Do not give up hope if you cannot find reduced sodium tuna at your local grocery store. An American Dietetic Association study found that rinsing canned tuna in water for three minutes reduces sodium content by 80%. That is a significant reduction for only a little bit of effort.
Are you overeating canned tuna?
The Food and Drug Administration answers YES. The same is true for all fish, not just tuna. The FDA recommends eating two to three servings (8 to 12 ounces) of cooked fish per week. Why, if fish is full of vitamins, minerals, and omega-3 fatty acids, and that is what we need?

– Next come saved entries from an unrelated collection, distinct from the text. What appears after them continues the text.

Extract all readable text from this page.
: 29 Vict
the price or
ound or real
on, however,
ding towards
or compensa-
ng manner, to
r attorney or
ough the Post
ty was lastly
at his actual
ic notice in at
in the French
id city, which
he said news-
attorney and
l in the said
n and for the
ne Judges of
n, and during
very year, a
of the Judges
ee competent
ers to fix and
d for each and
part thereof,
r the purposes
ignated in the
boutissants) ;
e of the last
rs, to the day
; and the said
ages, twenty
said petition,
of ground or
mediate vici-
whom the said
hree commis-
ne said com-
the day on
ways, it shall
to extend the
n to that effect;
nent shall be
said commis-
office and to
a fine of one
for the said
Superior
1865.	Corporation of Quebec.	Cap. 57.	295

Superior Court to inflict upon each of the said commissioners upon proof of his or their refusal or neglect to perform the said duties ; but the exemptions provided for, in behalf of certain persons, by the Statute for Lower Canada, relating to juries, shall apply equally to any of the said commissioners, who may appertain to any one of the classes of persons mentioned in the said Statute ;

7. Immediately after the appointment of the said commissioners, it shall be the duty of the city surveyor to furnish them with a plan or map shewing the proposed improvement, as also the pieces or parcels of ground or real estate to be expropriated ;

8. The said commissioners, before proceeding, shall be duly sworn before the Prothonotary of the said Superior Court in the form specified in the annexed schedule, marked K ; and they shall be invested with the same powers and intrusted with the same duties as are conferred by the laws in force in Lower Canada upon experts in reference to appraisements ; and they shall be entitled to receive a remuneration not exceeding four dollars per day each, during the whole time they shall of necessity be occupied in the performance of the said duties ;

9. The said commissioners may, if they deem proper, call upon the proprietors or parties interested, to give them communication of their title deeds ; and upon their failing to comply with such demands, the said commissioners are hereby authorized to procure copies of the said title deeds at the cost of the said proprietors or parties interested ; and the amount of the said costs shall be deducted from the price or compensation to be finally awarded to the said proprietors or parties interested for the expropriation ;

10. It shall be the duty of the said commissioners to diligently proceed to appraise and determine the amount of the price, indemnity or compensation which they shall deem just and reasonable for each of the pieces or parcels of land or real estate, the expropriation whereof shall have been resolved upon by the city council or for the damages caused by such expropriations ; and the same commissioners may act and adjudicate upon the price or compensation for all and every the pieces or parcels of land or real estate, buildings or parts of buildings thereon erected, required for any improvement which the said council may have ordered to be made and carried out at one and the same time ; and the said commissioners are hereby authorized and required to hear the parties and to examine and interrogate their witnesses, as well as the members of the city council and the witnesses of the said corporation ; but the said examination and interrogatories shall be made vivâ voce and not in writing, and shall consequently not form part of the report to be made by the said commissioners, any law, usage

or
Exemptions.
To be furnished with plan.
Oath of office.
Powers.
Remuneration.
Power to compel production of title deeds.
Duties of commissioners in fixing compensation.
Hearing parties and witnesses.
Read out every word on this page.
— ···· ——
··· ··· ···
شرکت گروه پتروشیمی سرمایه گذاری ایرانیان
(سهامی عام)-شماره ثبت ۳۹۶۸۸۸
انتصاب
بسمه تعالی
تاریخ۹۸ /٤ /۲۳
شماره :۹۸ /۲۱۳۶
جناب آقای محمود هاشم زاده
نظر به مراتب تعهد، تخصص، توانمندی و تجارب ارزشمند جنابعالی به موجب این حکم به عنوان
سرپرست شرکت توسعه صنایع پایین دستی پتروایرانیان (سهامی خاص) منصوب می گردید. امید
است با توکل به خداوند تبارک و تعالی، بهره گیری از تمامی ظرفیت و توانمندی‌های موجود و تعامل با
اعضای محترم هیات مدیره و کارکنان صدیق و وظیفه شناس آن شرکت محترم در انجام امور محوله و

The concern is mercury. While canned light tuna is a low-mercury option that you can enjoy two to three servings of, albacore tuna is higher in mercury and should only be served once a week. You can ensure your portions are just right in a couple of ways. You can measure 4 ounces of tuna using a kitchen scale or look at your hand. Four ounces is about the same size and thickness as your palm.
Not inspecting the cans.
Do you regularly check the dates on the canned food in stores or as you pull it out of your pantry? Do you look for dents, rust, and bulges? If not, it is worth the few extra seconds to avoid potentially eating food that has gone bad or degraded in quality. When inspecting cans, note dates, dents, bulges, rust, and leaks. When it comes to the product date, it is more about food quality, not an indicator of food safety. Cans have a "best by," "use by" or "sell by" date on them. Ideally, you will use canned foods before the "best by" date. But if some time has passed, eating is still safe as long as the smell and color are normal. The "sell by" date is helpful for grocery stores and is usually years from when you find the can on the shelf.
Not choosing lower mercury options.
Pregnant women and young children must be cautious about mercury consumption, but we must all be aware of it. Mercury enters the atmosphere via natural and man-made means and gets into our rivers and oceans when it rains. When it enters the waters, it enters the food chain.
What is the concern with mercury? The World Health Organization reports that it has toxic effects on babies in utero, lungs, kidneys, and several bodily systems. The primary exposure route is by consuming methylmercury from fish and shellfish. The presence of mercury is not a reason to give up canned tuna. However, following some simple guidelines will help you minimize your consumption. According to the Environmental Defense Fund, the mercury level in albacore tuna is three times higher than in light tuna.
Using tuna that's gone bad
Sometimes, we take risks with our food. But taking chances on bad tuna is risky. Suppose you found a tuna can in your pantry just past the "best by" date. It is probably still good as long as the exterior of the can is free of bulges, rust, dents, or leaks. Opening the can tells the tale. Opening a can of food is usually uneventful. But if it spurts liquid upon opening, that is a sign that the tuna is unsafe for consumption. According to the USDA, spurting liquid can indicate the presence of toxin-producing bacteria, which are very dangerous.
Toss foul-smelling tuna in the trash. If the scent is off, trash it and clean up the area where you opened it. Examine the color of the tuna to see if it passes the smell test. Tuna is typically pink or light tan in color. Discolored meat that is dark brown, green, or black gets thrown out.